Maybe this is also related to the trouble men have cleaning their asses — they never learned?

Trouble is, shit and other stuff is everywhere, and not just in the bathroom, which presumably men have some special ability to float into without touching doors or surfaces. It is in the bathroom, to be clear, on the doorknobs (filthy!) and sink handles (also filthy!). But it’s on credit cards and cell phones, in places you might consider your “pre-bathroom” stops, too.

If there’s anything reassuring here, it’s that men should feel bad but not totally alone in their grossness. Some 95 percent of people don’t even wash their hands correctly.

So apparently, this needs to be said: Wash your hands, because regardless of what you did in the bathroom, you’re always touching a bunch of gross shit and also sometimes literal shit before and after your bathroom time. It’s really not that hard.
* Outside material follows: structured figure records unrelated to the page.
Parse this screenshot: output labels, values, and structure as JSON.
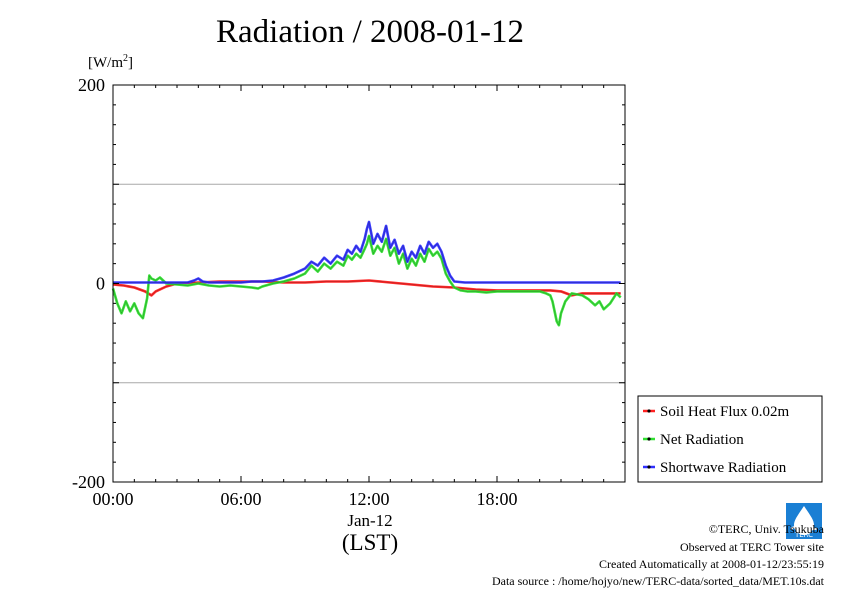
{
  "chart_data": {
    "type": "line",
    "title": "Radiation / 2008-01-12",
    "ylabel_unit": "[W/m2]",
    "x_date_label": "Jan-12",
    "x_axis_label": "(LST)",
    "xlim_hours": [
      0,
      24
    ],
    "ylim": [
      -200,
      200
    ],
    "yticks": [
      200,
      0,
      -200
    ],
    "ytick_labels": [
      "200",
      "0",
      "-200"
    ],
    "xticks_hours": [
      0,
      6,
      12,
      18
    ],
    "xtick_labels": [
      "00:00",
      "06:00",
      "12:00",
      "18:00"
    ],
    "grid_y": [
      100,
      -100
    ],
    "legend_position": "bottom-right",
    "series": [
      {
        "name": "Soil Heat Flux 0.02m",
        "color": "#ff2020",
        "x": [
          0,
          0.5,
          1,
          1.5,
          1.8,
          2,
          2.5,
          3,
          4,
          5,
          6,
          7,
          8,
          9,
          10,
          11,
          12,
          13,
          14,
          15,
          16,
          17,
          18,
          19,
          20,
          20.5,
          21,
          21.5,
          22,
          23,
          23.8
        ],
        "y": [
          -1,
          -2,
          -4,
          -8,
          -12,
          -8,
          -3,
          0,
          1,
          2,
          2,
          2,
          1,
          1,
          2,
          2,
          3,
          1,
          -1,
          -3,
          -4,
          -6,
          -7,
          -7,
          -7,
          -7,
          -8,
          -12,
          -10,
          -10,
          -10
        ]
      },
      {
        "name": "Net Radiation",
        "color": "#30e030",
        "x": [
          0,
          0.2,
          0.4,
          0.6,
          0.8,
          1.0,
          1.2,
          1.4,
          1.6,
          1.7,
          1.8,
          2.0,
          2.2,
          2.5,
          3.0,
          3.5,
          4.0,
          4.5,
          5.0,
          5.5,
          6.0,
          6.5,
          6.8,
          7.0,
          7.5,
          8.0,
          8.5,
          9.0,
          9.3,
          9.6,
          9.9,
          10.2,
          10.5,
          10.8,
          11.0,
          11.2,
          11.4,
          11.6,
          11.8,
          11.9,
          12.0,
          12.2,
          12.4,
          12.6,
          12.8,
          13.0,
          13.2,
          13.4,
          13.6,
          13.8,
          14.0,
          14.2,
          14.4,
          14.6,
          14.8,
          15.0,
          15.2,
          15.4,
          15.6,
          15.8,
          16.0,
          16.3,
          16.6,
          17.0,
          17.5,
          18.0,
          18.5,
          19.0,
          19.5,
          20.0,
          20.3,
          20.5,
          20.6,
          20.7,
          20.8,
          20.9,
          21.0,
          21.2,
          21.5,
          22.0,
          22.3,
          22.6,
          22.8,
          23.0,
          23.3,
          23.6,
          23.8
        ],
        "y": [
          -5,
          -20,
          -30,
          -18,
          -28,
          -20,
          -30,
          -35,
          -15,
          8,
          5,
          3,
          6,
          0,
          -1,
          -2,
          0,
          -2,
          -3,
          -2,
          -3,
          -4,
          -5,
          -3,
          0,
          2,
          5,
          10,
          18,
          12,
          20,
          15,
          22,
          18,
          28,
          24,
          30,
          26,
          35,
          40,
          48,
          30,
          38,
          32,
          45,
          28,
          36,
          20,
          30,
          15,
          25,
          18,
          30,
          22,
          35,
          28,
          32,
          25,
          10,
          2,
          -4,
          -7,
          -8,
          -8,
          -9,
          -8,
          -8,
          -8,
          -8,
          -8,
          -10,
          -12,
          -18,
          -28,
          -38,
          -42,
          -30,
          -18,
          -10,
          -12,
          -16,
          -22,
          -18,
          -26,
          -20,
          -10,
          -14
        ]
      },
      {
        "name": "Shortwave Radiation",
        "color": "#3030ff",
        "x": [
          0,
          0.5,
          1,
          1.5,
          2,
          2.5,
          3,
          3.5,
          3.8,
          4.0,
          4.2,
          4.5,
          5,
          5.5,
          6,
          6.5,
          7,
          7.5,
          8.0,
          8.5,
          9.0,
          9.3,
          9.6,
          9.9,
          10.2,
          10.5,
          10.8,
          11.0,
          11.2,
          11.4,
          11.6,
          11.8,
          11.9,
          12.0,
          12.2,
          12.4,
          12.6,
          12.8,
          13.0,
          13.2,
          13.4,
          13.6,
          13.8,
          14.0,
          14.2,
          14.4,
          14.6,
          14.8,
          15.0,
          15.2,
          15.4,
          15.6,
          15.8,
          16.0,
          16.5,
          17,
          18,
          19,
          20,
          21,
          22,
          23,
          23.8
        ],
        "y": [
          1,
          1,
          1,
          1,
          1,
          1,
          1,
          1,
          3,
          5,
          2,
          1,
          1,
          1,
          1,
          2,
          2,
          3,
          6,
          10,
          15,
          22,
          18,
          26,
          20,
          28,
          24,
          34,
          30,
          38,
          32,
          45,
          55,
          62,
          40,
          50,
          42,
          58,
          36,
          44,
          30,
          38,
          22,
          32,
          26,
          38,
          30,
          42,
          36,
          40,
          32,
          18,
          8,
          2,
          1,
          1,
          1,
          1,
          1,
          1,
          1,
          1,
          1
        ]
      }
    ]
  },
  "credits": {
    "line1": "©TERC, Univ. Tsukuba",
    "line2": "Observed at TERC Tower site",
    "line3": "Created Automatically at 2008-01-12/23:55:19",
    "line4": "Data source : /home/hojyo/new/TERC-data/sorted_data/MET.10s.dat"
  },
  "logo": {
    "text": "TERC",
    "color": "#1a7fd4"
  }
}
Experts now know that even cold water is just as effective as hot, even if there’s no soap, which is better than nothing until you can get to some soap and water. Especially if you’ve touched actual shit you can see. Or, like, raw meat. And don’t be lazy: Wash for 20 seconds. But even five will do.

Experts also say that rather than washing your hands only for certain activities — you should wash before eating, before prepping food, after taking out garbage, after the bathroom, before sex, after sex, before sleep, in the morning and so on — that you can just do so “any time you feel that they might be dirty.” But that’s sort of the whole problem, isn’t it? If you actually felt dirty, we wouldn’t need to be telling you this, would we?